Permafrost is, however, most evident as palsas in vegetated wetland areas in the highlands. Construction of hydropower reservoirs in the Icelandic highlands has been the focus of environmental debates in Iceland for some years. In 2007, a new 57 km2 reservoir will be filled in the North-East highlands. It will submerge many cryoturbation features, such as palsa areas, which have been degrading during the last decades with warming climate. The unique Thorsarver palsa area south of Hofsjokull glacier has been spared from further hydropower development for the time being. This area are studied by Thora Thorhallsdottir and her colleagues.
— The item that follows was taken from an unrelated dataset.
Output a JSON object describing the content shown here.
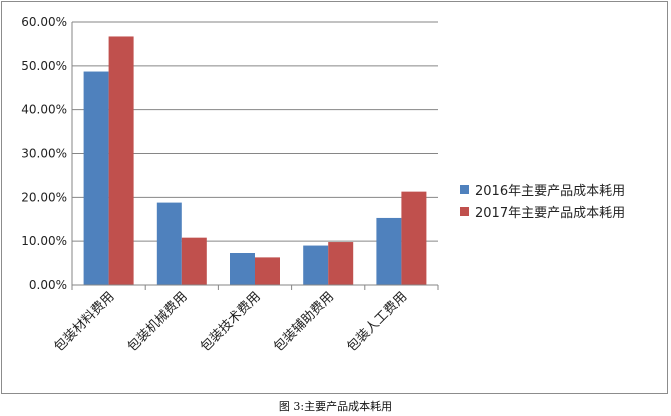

Measurement activities continued in the Orravatnsrustir palsa area north of Hofsjokull (Náttúrustofa Norðurlands Vestra and Agricultural University of Iceland in co-operation with other partners). Three-year period data from Orravatnsrustir indicate very dynamic surface processes and permafrost thickness exceeding six meters.
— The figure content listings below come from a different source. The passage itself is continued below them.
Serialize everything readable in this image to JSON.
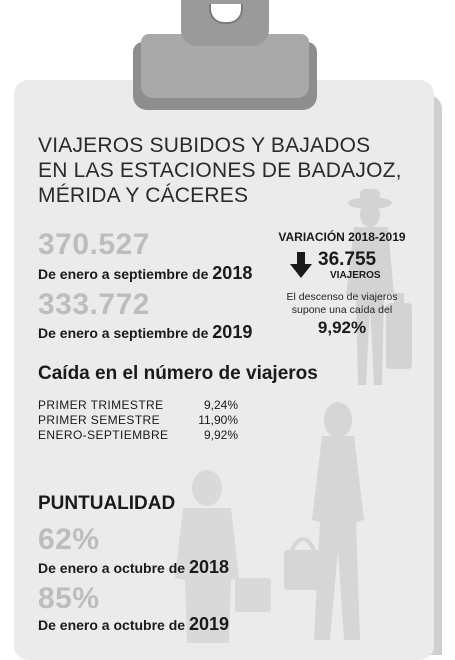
{
  "title_lines": [
    "VIAJEROS SUBIDOS Y BAJADOS",
    "EN LAS ESTACIONES DE BADAJOZ,",
    "MÉRIDA Y CÁCERES"
  ],
  "travelers": [
    {
      "value": "370.527",
      "caption_prefix": "De enero a septiembre de ",
      "year": "2018"
    },
    {
      "value": "333.772",
      "caption_prefix": "De enero a septiembre de ",
      "year": "2019"
    }
  ],
  "variation": {
    "title": "VARIACIÓN 2018-2019",
    "value": "36.755",
    "unit": "VIAJEROS",
    "desc_lines": [
      "El descenso de viajeros",
      "supone una caída del"
    ],
    "percent": "9,92%"
  },
  "drop_section": {
    "heading": "Caída en el número de viajeros",
    "rows": [
      {
        "label": "PRIMER TRIMESTRE",
        "value": "9,24%"
      },
      {
        "label": "PRIMER SEMESTRE",
        "value": "11,90%"
      },
      {
        "label": "ENERO-SEPTIEMBRE",
        "value": "9,92%"
      }
    ]
  },
  "punctuality": {
    "heading": "PUNTUALIDAD",
    "items": [
      {
        "value": "62%",
        "caption_prefix": "De enero a octubre de ",
        "year": "2018"
      },
      {
        "value": "85%",
        "caption_prefix": "De enero a octubre de ",
        "year": "2019"
      }
    ]
  },
  "colors": {
    "board": "#ebebeb",
    "clip": "#a9a9a9",
    "big_number": "#bdbdbd",
    "silhouette": "#d3d3d3"
  },
  "icons": {
    "variation": "arrow-down-icon"
  }
}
The Agricultural University of Iceland (Berglind Orradottir and Olafur Arnalds) now has maintained two years of detailed monitoring of frost activity in a lowland desert ecosystem in south Iceland. Soil and surface temperatures, snow cover and climate are monitored, and the influence of frost activity on surface stability is quantified in relation to land cover and soil water content. The formation of soil ice and its characteristics is studied in relation to land cover and soil water content. The influence of the soil ice on water infiltration in the desert soils is quantified. Joint research activities were initiated in 2005 between the Agricultural University of Iceland (Rannveig Guicharnaud) and the University of Aberdeen (U.K.) aiming at assessing the influence of freezing and thawing on microbial biomass in Icelandic andosols. Iceland also participated in the ITEX Arctic research programme, under the leadership of Ingibjörg S. Jónsdóttir and coworkers.